There is no banking god who says insolvent banks MUST be shut down and liquidated, unless the BIS and Basel II are acting as that god. But Paulson's $700B Wall St bailout proves that even god's will can be thwarted if there is sufficient confusion and taxpayer money available. What I'm saying is that declining real estate prices do no necessarily cause bank failures. Forcing a failure or relaxing standards so the bank can continue are human decisions made by banking regulators. So artificially supporting bubbled real estate prices cannot be justified on grounds of systemic risk to banking.
The problem I saw...which is now a reality, is that dramtically falling prices would lead to excessive reduction on consumption and a severe jobs problem.....
My mental model was to find support for prices, in todays world, somwhere above current levels..but obviously somewhere below the peak values....a mid-point if you will....and allow the re-invented lending process to finish the process of establishing prices in a more rational evirionment.

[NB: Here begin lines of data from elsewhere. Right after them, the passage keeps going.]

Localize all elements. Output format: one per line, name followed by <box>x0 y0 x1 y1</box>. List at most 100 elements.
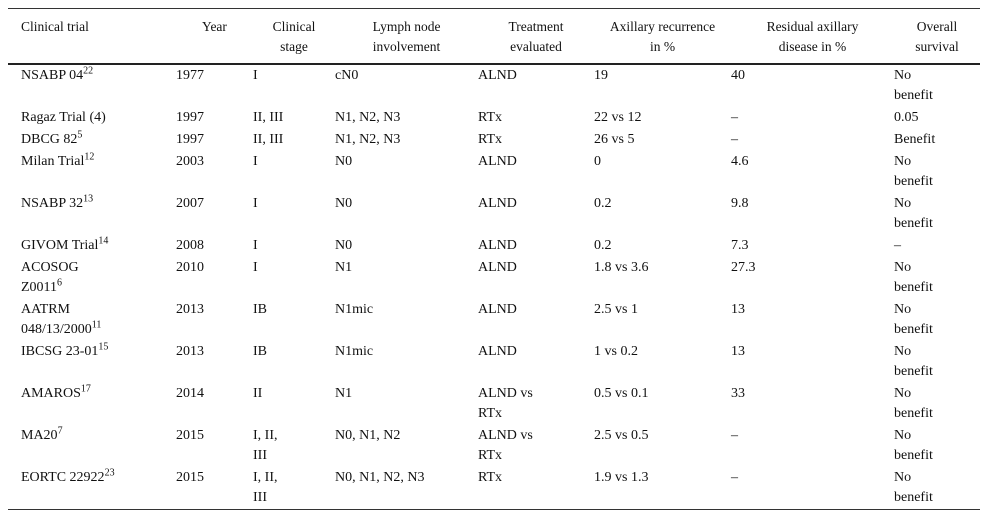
cell-text: 4.6 <box>731 154 749 169</box>
cell-text: I <box>253 260 258 275</box>
trial-cell: DBCG 825 <box>8 129 176 151</box>
reference: 11 <box>91 319 102 331</box>
cell: 22 vs 12 <box>594 107 731 129</box>
cell-text: IB <box>253 344 267 359</box>
cell: 2.5 vs 1 <box>594 299 731 341</box>
cell: N0, N1, N2 <box>335 425 478 467</box>
trial-name: AATRM 048/13/2000 <box>21 302 92 337</box>
cell: 1.9 vs 1.3 <box>594 467 731 510</box>
cell-text: 2003 <box>176 154 204 169</box>
cell-text: 7.3 <box>731 238 749 253</box>
cell: 2010 <box>176 257 253 299</box>
cell-text: RTx <box>478 110 503 125</box>
cell: 2014 <box>176 383 253 425</box>
reference: 15 <box>98 341 109 353</box>
trial-cell: IBCSG 23-0115 <box>8 341 176 383</box>
cell-text: 13 <box>731 302 745 317</box>
cell: N0 <box>335 193 478 235</box>
cell: 1997 <box>176 107 253 129</box>
cell-text: No benefit <box>894 344 933 379</box>
cell-text: No benefit <box>894 302 933 337</box>
cell-text: 26 vs 5 <box>594 132 635 147</box>
cell: 2015 <box>176 425 253 467</box>
cell: ALND <box>478 257 594 299</box>
cell: 2003 <box>176 151 253 193</box>
cell-text: 27.3 <box>731 260 756 275</box>
trial-name: MA20 <box>21 428 58 443</box>
cell-text: ALND <box>478 238 517 253</box>
cell: No benefit <box>894 151 980 193</box>
reference: 6 <box>57 277 63 289</box>
cell: – <box>731 425 894 467</box>
cell-text: No benefit <box>894 196 933 231</box>
reference: 12 <box>84 151 95 163</box>
cell-text: 1977 <box>176 68 204 83</box>
cell: No benefit <box>894 64 980 107</box>
cell: – <box>731 467 894 510</box>
reference: 22 <box>83 65 94 77</box>
cell-text: No benefit <box>894 68 933 103</box>
cell: N1, N2, N3 <box>335 107 478 129</box>
cell-text: – <box>731 470 738 485</box>
trial-wrap: Ragaz Trial (4) <box>21 108 126 128</box>
trials-table: Clinical trial Year Clinical stage Lymph no… <box>8 8 980 510</box>
cell-text: N1mic <box>335 344 374 359</box>
cell-text: II <box>253 386 263 401</box>
trial-wrap: NSABP 0422 <box>21 66 126 86</box>
header-text: Residual axillary disease in % <box>766 19 859 54</box>
trial-cell: GIVOM Trial14 <box>8 235 176 257</box>
cell-text: 2015 <box>176 428 204 443</box>
table-row: GIVOM Trial14 2008 I N0 ALND 0.2 7.3 – <box>8 235 980 257</box>
cell-text: 0.05 <box>894 110 919 125</box>
cell-text: N1, N2, N3 <box>335 132 401 147</box>
header-cell: Residual axillary disease in % <box>731 9 894 65</box>
cell: I <box>253 235 335 257</box>
trial-name: EORTC 22922 <box>21 470 105 485</box>
header-cell: Year <box>176 9 253 65</box>
cell: II, III <box>253 107 335 129</box>
cell: I, II, III <box>253 467 335 510</box>
cell: 7.3 <box>731 235 894 257</box>
cell-text: 2007 <box>176 196 204 211</box>
trial-wrap: NSABP 3213 <box>21 194 126 214</box>
cell-text: 2013 <box>176 302 204 317</box>
cell-text: 1 vs 0.2 <box>594 344 638 359</box>
cell-text: 1997 <box>176 132 204 147</box>
reference: 7 <box>57 425 63 437</box>
trial-name: IBCSG 23-01 <box>21 344 99 359</box>
cell: N1, N2, N3 <box>335 129 478 151</box>
cell-text: 13 <box>731 344 745 359</box>
cell-text: 0.2 <box>594 238 612 253</box>
trial-cell: EORTC 2292223 <box>8 467 176 510</box>
cell: 2.5 vs 0.5 <box>594 425 731 467</box>
header-text: Treatment evaluated <box>508 19 564 54</box>
table-row: MA207 2015 I, II, III N0, N1, N2 ALND vs RTx… <box>8 425 980 467</box>
table-row: Ragaz Trial (4) 1997 II, III N1, N2, N3 RTx 2… <box>8 107 980 129</box>
cell-text: No benefit <box>894 428 933 463</box>
cell-text: ALND <box>478 154 517 169</box>
cell: No benefit <box>894 467 980 510</box>
trial-name: Milan Trial <box>21 154 85 169</box>
header-cell: Axillary recurrence in % <box>594 9 731 65</box>
cell: N1 <box>335 383 478 425</box>
header-text: Clinical trial <box>21 19 89 34</box>
cell: 2013 <box>176 299 253 341</box>
trial-cell: ACOSOG Z00116 <box>8 257 176 299</box>
trial-wrap: ACOSOG Z00116 <box>21 258 111 298</box>
cell: N0, N1, N2, N3 <box>335 467 478 510</box>
header-cell: Clinical stage <box>253 9 335 65</box>
cell-text: 1997 <box>176 110 204 125</box>
cell-text: N0 <box>335 196 353 211</box>
cell-text: 0 <box>594 154 601 169</box>
cell-text: I, II, III <box>253 428 278 463</box>
cell: No benefit <box>894 257 980 299</box>
table-row: EORTC 2292223 2015 I, II, III N0, N1, N2, N… <box>8 467 980 510</box>
cell-text: II, III <box>253 110 284 125</box>
trial-name: DBCG 82 <box>21 132 78 147</box>
trial-cell: Milan Trial12 <box>8 151 176 193</box>
table-row: AATRM 048/13/200011 2013 IB N1mic ALND 2.5 vs… <box>8 299 980 341</box>
cell: ALND <box>478 341 594 383</box>
table-row: Milan Trial12 2003 I N0 ALND 0 4.6 No benefit <box>8 151 980 193</box>
cell-text: ALND <box>478 68 517 83</box>
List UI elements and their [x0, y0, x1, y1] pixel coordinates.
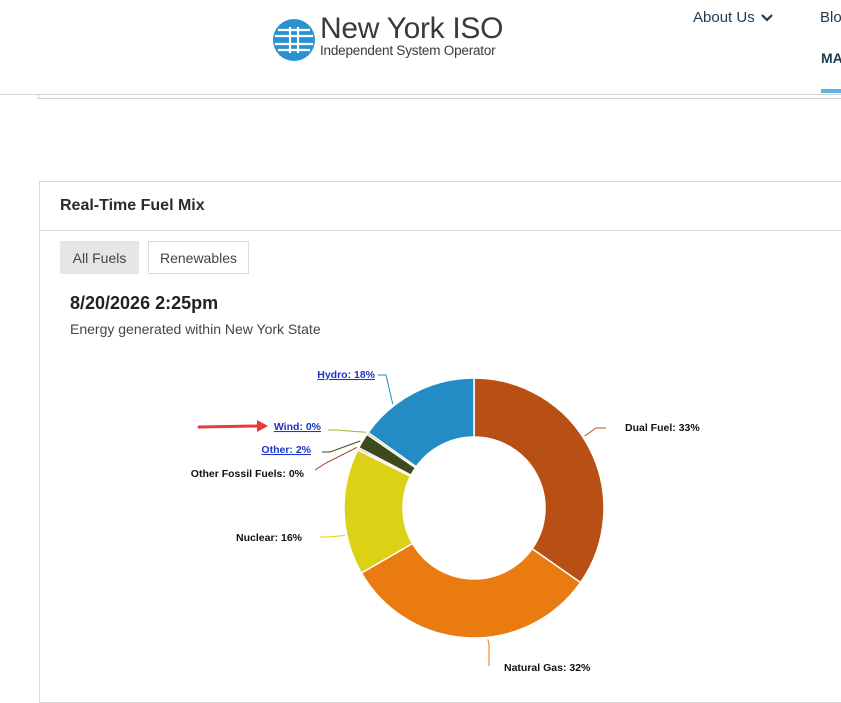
nyiso-logo[interactable]: New York ISO Independent System Operator [271, 12, 504, 64]
chevron-down-icon [760, 13, 773, 22]
nav-about-us[interactable]: About Us [693, 9, 773, 26]
tab-renewables[interactable]: Renewables [148, 241, 249, 274]
slice-dual-fuel[interactable] [473, 377, 605, 584]
data-label-other-fossil-fuels: Other Fossil Fuels: 0% [191, 468, 305, 480]
nav-blog[interactable]: Blo [820, 9, 841, 26]
content-divider [38, 94, 841, 99]
panel-header: Real-Time Fuel Mix [40, 182, 841, 231]
data-label-wind[interactable]: Wind: 0% [274, 421, 322, 433]
data-label-dual-fuel: Dual Fuel: 33% [625, 422, 700, 434]
connector-natural-gas [487, 639, 490, 666]
connector-hydro [378, 374, 394, 405]
panel-title: Real-Time Fuel Mix [60, 197, 205, 214]
slice-nuclear[interactable] [343, 448, 414, 575]
connector-wind [328, 429, 366, 433]
connector-other-fossil-fuels [314, 447, 357, 471]
site-header: New York ISO Independent System Operator… [0, 0, 841, 95]
timestamp: 8/20/2026 2:25pm [70, 293, 219, 313]
red-arrow-icon [197, 420, 268, 432]
data-label-other[interactable]: Other: 2% [261, 444, 311, 456]
connector-other [322, 440, 361, 453]
logo-subtitle: Independent System Operator [320, 43, 496, 58]
logo-title: New York ISO [320, 12, 504, 45]
fuel-mix-donut-chart: Dual Fuel: 33% Natural Gas: 32% Nuclear: 1… [191, 369, 701, 674]
nav-markets[interactable]: MA [821, 50, 841, 66]
data-label-natural-gas: Natural Gas: 32% [504, 662, 591, 674]
data-label-nuclear: Nuclear: 16% [236, 532, 303, 544]
chart-subtitle: Energy generated within New York State [70, 321, 321, 337]
slice-hydro[interactable] [367, 377, 475, 468]
tab-all-fuels[interactable]: All Fuels [60, 241, 139, 274]
data-label-hydro[interactable]: Hydro: 18% [317, 369, 375, 381]
nav-active-indicator [821, 89, 841, 93]
slice-natural-gas[interactable] [360, 542, 582, 639]
connector-nuclear [320, 534, 345, 538]
nav-about-label: About Us [693, 9, 755, 26]
connector-dual-fuel [584, 427, 606, 437]
globe-logo-icon [273, 19, 315, 61]
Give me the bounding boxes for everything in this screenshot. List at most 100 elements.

It is my feeling that the heights of bubbles, and the depths of recessions, are the wrongplaces to try and define normal and to try and apply the big "fix"....
On Jul 22 01:41 AM derryl wrote:
> Mr. Preston,
> I just read your plan and the problem I see is that, while you acknowledge
> government programs and bad lending artificially inflated housing
> demand and prices, your plan seeks to stabilize that demand and prices
> at current levels. I think prices need to fall low enough to attract
> buyers who can qualify for a real old style 20% down no 'features'
> mortgage. Supporting the bubble punishes new buyers who can afford
> payments on affordable houses but who are effectively locked out
> by inflated prices and tighter lending standards.
>
> There is no banking god who says insolvent banks MUST be shut down
> and liquidated, unless the BIS and Basel II are acting as that god.
> But Paulson's $700B Wall St bailout proves that even god's will can
> be thwarted if there is sufficient confusion and taxpayer money available.
> What I'm saying is that declining real estate prices do no necessarily
> cause bank failures. Forcing a failure or relaxing standards so the
> bank can continue are human decisions made by banking regulators.
> So artificially supporting bubbled real estate prices cannot be justified
> on grounds of systemic risk to banking.
I believe the main reason our goverment is unable to execute any plan is because:
1) Many individuals care more about personal gain than the good fo the country.
2) Many individuals would rather see their opponents fail than see the country succeed.
3) Many individuals are just too dumb to understand their jobs.
4) Many individuals are just too lazy and unmotivated to work hard.
When you add all four of those reasons togethor is difficult to get anything done on a national scale done.